I was initially going to link to it for the index, which I thought would make a fair set of bookmarks for Mac users, but the links don't go to the named sites, just to the section on MacNewz that shows that site's headlines (and sometimes the lead of their story).
The site looks fine, but the single scroll was a design mistake; it would work better if the front page showed the latest headlines from a variety of sites, and had links to sections for "Headline News", "General News", "Rumors", and the other divisions, which would aggregate the headlines from the 2-7 sites in that division. I was tempted not to scroll down by the time-stamp on the first news, which currently is late last night, but lower sites can have more recent updates, since the ordering is alphabetical, not chronological.

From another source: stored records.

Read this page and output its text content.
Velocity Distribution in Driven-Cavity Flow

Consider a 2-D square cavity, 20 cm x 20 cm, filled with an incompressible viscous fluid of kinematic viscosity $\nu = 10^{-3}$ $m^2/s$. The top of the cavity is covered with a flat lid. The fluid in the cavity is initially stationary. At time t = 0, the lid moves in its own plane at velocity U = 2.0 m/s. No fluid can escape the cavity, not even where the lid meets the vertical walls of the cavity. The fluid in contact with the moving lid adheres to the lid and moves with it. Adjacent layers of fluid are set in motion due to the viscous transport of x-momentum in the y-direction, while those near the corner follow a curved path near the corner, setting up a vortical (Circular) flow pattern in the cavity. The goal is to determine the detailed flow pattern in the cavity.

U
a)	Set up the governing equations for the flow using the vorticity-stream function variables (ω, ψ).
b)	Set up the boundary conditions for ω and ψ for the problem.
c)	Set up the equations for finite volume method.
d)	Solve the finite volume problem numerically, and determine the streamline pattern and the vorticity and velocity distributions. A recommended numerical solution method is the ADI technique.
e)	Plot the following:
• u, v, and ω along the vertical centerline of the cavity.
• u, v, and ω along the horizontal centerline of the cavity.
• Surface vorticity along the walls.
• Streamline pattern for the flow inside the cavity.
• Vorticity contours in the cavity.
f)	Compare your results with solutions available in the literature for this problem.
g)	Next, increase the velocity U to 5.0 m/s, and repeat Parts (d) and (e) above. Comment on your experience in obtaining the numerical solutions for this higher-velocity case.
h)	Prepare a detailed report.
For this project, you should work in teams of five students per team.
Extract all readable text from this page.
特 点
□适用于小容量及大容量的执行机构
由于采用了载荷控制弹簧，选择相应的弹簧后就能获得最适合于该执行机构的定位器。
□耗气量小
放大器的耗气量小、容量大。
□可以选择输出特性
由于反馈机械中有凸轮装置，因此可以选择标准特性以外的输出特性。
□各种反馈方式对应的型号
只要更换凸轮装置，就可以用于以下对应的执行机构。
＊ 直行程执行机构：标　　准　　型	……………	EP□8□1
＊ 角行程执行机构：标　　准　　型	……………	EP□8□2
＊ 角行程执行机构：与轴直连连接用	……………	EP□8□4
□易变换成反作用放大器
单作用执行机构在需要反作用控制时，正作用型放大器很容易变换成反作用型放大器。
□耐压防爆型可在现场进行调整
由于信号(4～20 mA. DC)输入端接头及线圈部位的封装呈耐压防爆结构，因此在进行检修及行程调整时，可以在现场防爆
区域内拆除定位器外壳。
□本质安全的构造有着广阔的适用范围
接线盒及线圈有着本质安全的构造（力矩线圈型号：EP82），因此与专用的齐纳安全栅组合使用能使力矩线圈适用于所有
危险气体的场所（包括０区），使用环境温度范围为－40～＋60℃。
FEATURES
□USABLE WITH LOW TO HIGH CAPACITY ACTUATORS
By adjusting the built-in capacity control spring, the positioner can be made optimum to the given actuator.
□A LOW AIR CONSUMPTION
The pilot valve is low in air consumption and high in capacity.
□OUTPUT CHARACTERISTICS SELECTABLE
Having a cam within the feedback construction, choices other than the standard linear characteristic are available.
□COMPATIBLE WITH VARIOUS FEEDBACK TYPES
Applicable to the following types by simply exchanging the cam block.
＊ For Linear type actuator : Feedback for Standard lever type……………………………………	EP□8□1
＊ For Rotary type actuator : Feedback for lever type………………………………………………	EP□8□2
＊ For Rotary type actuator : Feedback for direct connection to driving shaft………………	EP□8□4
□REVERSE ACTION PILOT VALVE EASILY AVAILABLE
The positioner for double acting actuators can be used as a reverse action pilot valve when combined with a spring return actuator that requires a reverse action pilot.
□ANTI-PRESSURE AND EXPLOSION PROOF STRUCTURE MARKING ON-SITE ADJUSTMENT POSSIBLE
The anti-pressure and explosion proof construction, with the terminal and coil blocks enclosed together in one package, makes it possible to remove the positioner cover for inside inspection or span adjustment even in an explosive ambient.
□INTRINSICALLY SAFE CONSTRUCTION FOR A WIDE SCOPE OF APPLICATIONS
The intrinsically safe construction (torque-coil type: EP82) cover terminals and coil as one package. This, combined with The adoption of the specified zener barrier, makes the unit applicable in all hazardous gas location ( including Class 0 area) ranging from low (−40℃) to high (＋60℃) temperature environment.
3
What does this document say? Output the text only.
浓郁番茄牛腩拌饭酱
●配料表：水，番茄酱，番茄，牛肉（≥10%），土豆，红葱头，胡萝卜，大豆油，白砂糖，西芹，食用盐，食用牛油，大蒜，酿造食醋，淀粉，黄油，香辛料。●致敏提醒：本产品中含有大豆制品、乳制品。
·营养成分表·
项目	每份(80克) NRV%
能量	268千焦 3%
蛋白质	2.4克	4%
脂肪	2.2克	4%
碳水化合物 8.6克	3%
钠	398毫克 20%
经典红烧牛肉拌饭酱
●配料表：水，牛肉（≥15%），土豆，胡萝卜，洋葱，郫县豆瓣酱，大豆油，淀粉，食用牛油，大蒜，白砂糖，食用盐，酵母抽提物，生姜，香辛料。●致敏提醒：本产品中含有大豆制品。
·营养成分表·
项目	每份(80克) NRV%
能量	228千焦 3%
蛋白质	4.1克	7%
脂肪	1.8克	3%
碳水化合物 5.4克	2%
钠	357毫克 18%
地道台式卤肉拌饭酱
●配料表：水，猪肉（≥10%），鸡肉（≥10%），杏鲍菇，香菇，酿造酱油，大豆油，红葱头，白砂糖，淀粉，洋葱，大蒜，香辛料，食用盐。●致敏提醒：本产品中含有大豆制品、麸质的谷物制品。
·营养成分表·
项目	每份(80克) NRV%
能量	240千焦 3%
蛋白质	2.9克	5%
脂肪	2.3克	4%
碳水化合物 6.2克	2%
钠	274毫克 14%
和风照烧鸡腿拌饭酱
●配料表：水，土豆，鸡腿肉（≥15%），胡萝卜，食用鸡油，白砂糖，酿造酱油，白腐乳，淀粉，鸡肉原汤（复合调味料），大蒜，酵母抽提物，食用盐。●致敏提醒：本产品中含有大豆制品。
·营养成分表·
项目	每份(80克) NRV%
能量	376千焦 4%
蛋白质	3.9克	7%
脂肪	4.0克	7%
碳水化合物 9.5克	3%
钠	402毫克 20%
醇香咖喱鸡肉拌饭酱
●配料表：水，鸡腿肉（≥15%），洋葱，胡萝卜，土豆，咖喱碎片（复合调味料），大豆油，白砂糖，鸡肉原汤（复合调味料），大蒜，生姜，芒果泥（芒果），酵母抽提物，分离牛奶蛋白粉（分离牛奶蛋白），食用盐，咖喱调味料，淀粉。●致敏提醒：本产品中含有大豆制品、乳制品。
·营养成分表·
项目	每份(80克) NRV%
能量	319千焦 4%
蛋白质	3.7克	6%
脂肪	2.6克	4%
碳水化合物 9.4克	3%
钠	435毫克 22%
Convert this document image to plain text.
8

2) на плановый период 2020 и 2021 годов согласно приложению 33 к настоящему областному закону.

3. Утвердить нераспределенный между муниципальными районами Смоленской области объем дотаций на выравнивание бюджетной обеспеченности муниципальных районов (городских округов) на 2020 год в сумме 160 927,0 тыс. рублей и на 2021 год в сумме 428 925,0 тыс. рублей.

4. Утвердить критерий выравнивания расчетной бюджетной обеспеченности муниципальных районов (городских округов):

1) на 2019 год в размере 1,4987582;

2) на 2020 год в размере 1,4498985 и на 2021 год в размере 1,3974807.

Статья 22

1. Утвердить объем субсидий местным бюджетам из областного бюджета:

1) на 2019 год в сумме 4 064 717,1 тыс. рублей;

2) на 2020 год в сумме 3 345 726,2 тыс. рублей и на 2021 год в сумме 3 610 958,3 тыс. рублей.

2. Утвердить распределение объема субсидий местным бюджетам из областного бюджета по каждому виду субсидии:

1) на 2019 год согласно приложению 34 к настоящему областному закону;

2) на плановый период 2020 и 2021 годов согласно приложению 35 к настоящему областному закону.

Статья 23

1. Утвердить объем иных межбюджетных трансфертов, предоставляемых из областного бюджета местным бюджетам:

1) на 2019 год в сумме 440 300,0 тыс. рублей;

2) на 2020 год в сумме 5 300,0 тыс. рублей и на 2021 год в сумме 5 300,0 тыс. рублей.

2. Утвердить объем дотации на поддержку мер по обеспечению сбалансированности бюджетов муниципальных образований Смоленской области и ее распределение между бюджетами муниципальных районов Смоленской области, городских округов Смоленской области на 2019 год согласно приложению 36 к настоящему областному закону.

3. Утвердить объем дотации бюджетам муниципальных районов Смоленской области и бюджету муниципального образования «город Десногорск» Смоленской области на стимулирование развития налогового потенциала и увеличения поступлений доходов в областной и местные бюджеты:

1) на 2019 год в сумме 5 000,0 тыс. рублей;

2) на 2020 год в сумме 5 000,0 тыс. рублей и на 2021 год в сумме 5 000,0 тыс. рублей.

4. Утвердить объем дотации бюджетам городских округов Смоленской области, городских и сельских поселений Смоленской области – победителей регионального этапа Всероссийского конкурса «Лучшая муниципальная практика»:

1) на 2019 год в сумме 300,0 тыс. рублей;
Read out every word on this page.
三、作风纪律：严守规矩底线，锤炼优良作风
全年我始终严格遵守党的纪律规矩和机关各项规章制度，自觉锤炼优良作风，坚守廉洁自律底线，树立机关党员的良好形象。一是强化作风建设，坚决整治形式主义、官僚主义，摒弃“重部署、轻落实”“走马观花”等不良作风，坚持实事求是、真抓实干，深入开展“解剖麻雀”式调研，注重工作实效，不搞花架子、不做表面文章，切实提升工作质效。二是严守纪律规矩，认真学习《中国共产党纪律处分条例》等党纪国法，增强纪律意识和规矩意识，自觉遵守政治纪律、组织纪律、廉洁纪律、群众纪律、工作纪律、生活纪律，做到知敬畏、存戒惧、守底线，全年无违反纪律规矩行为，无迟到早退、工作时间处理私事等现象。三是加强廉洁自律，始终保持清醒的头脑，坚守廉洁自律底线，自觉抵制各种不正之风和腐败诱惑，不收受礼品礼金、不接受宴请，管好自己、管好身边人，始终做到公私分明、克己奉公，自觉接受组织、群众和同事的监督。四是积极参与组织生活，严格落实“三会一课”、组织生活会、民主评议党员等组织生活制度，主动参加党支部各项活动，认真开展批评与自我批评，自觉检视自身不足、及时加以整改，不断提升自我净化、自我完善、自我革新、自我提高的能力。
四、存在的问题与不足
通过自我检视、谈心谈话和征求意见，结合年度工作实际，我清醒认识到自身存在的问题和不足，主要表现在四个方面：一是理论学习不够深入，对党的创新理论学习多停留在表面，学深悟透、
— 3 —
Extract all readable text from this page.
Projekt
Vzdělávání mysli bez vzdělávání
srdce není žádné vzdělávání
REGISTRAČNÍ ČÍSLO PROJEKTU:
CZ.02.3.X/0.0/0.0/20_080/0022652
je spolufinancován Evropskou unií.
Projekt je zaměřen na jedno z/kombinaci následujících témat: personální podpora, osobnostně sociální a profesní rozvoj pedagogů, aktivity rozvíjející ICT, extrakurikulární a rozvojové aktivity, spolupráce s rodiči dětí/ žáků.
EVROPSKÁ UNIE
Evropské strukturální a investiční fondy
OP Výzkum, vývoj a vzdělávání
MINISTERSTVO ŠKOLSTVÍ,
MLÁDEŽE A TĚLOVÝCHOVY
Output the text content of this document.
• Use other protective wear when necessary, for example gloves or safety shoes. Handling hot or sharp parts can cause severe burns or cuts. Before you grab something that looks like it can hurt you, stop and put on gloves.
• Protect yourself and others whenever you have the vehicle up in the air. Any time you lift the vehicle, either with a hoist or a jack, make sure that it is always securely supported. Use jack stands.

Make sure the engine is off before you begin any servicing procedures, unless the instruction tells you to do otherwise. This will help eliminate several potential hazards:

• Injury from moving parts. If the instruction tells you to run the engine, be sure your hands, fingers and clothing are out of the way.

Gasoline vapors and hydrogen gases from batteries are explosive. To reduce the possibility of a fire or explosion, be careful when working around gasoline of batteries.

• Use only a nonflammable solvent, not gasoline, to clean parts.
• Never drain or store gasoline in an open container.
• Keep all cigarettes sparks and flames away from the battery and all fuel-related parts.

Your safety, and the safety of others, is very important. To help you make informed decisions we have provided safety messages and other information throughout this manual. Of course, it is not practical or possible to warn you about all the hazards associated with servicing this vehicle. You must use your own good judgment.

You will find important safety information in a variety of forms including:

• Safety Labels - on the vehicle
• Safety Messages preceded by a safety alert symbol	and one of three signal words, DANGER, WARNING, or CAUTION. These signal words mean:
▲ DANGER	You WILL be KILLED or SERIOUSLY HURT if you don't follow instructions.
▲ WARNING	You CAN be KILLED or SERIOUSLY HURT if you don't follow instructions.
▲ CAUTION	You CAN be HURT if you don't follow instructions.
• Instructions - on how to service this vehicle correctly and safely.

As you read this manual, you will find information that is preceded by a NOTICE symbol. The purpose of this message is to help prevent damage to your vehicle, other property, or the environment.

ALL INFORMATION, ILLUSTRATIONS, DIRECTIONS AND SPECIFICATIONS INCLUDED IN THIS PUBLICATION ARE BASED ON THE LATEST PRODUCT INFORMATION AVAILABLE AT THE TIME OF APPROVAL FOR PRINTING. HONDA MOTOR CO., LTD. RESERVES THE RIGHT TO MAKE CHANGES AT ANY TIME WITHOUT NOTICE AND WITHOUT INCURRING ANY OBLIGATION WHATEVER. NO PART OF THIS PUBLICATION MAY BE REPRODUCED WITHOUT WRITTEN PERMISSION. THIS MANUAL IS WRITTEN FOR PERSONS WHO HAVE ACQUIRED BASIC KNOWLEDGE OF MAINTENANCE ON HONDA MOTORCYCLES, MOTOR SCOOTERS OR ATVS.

Also a little strange is just how little news shows up "above the fold," i.e. on your monitor without scrolling. I get six stories, all from one site. Even within the "one long scroll" paradigm, this could have been alleviated by having the index move from the center column to the left-hand nav bar position, displacing the "Macintosh Products Guide" link. Better still would be to mix up the stories, and display them chronologically.
Spotted at MacMerc.
If that fails, bribe 'em with a bologna sandwich
Echoes the depressing thesis of Bruce Schneier's excellent Secrets and Lies: Digital Security in a Networked World: computer security is only tangentially about computers. The easiest way into any system is to ask the users how to get in.
Human failings, in other words, can undermine even the cleverest security measures. In one survey, carried out by PentaSafe Security, two-thirds of commuters at London's Victoria Station were happy to reveal their computer password in return for a ballpoint pen.
Seen at Tomalak's Realm.
Python in the new classroom
An interesting story about Jeff Elkner's class at Yorktown High School in Arlington, Virginia. I think I sat with Jeff at one of the meals at the Python Conference in 2000; I remember him talking about using Python as a first language for high school kids.
I though the story was interesting both for the Python and for the fact that the robot-control project it discusses was only briefly a teacher-led project. I'm hoping to foster that kind of excitement in my daughter's chess club, since neither the coach nor I have ever been an A-level player.
October 29, 2002
Phoenix .4 for Windows and Linux is available.